Areas that are identical to the Williams Arms aluminum receiver are the typically metric lightening cut on an inch receiver, the hole in the bottom of the receiver, the cut at the front of the pivot hole, the step at the rear, the stress relief hole at the end of the cocking handle cut (shown below), and other tool marks.
The locking lug is not cut straight. This is not a shadow indicated by the arrows, but an out-of alignment cut. The correct way to fit an upper receiver to a lower is with a different sized locking body. Doing so, however, requires a few minutes to disassemble and reassembly of the lower. Apparently, the assembler thought it more expedient to just file the receiver.
The white outline indicate an upward bulge on the internal receiver rails that causes a difficult lockup. It is not apparent to me what caused this bulging. The feedramp geometry appears correct.
Note inch pattern magazine well. While a metric magazine will fit in an inch magazine well, there is little if any front support for the magazine and it is common to get stoppages from the rounds nose-diving and striking the bottom of the barrel face, missing the feedramp. It is my opinion that those advertising inch pattern magazine wells to work with metric magazines are not telling the whole truth. Yes they will fit. Yes they will often work. But they are not as reliable as using the correct magazine.
This circular cut at the end of the cocking slide groove is identical on the Olympic and Williams, but not present on any other. It appears to relieve stress from this junction and is probably an improvement.

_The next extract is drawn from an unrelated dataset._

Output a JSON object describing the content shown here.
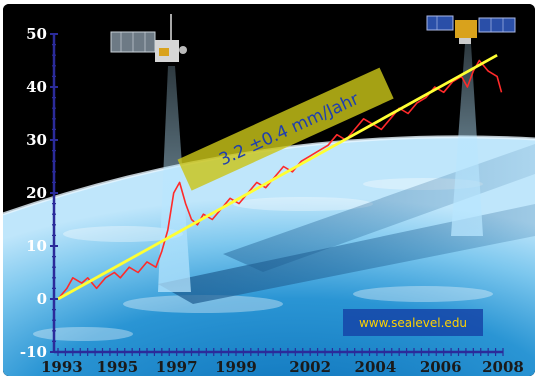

Radius cut for head of hinge pin indicated by the two arrows is too small, causing the hinge pin to bind. On this sample, someone pounded the hinge pin in anyway and this caused the shaft to distort. Hole also is not concentric and is undersize on the left side causing even a new hinge pin to bind. Note the Olympic and Williams both have the same round cut indicated by the arrow, which on licensed receivers is square. This is further indication of common history between these two receiver.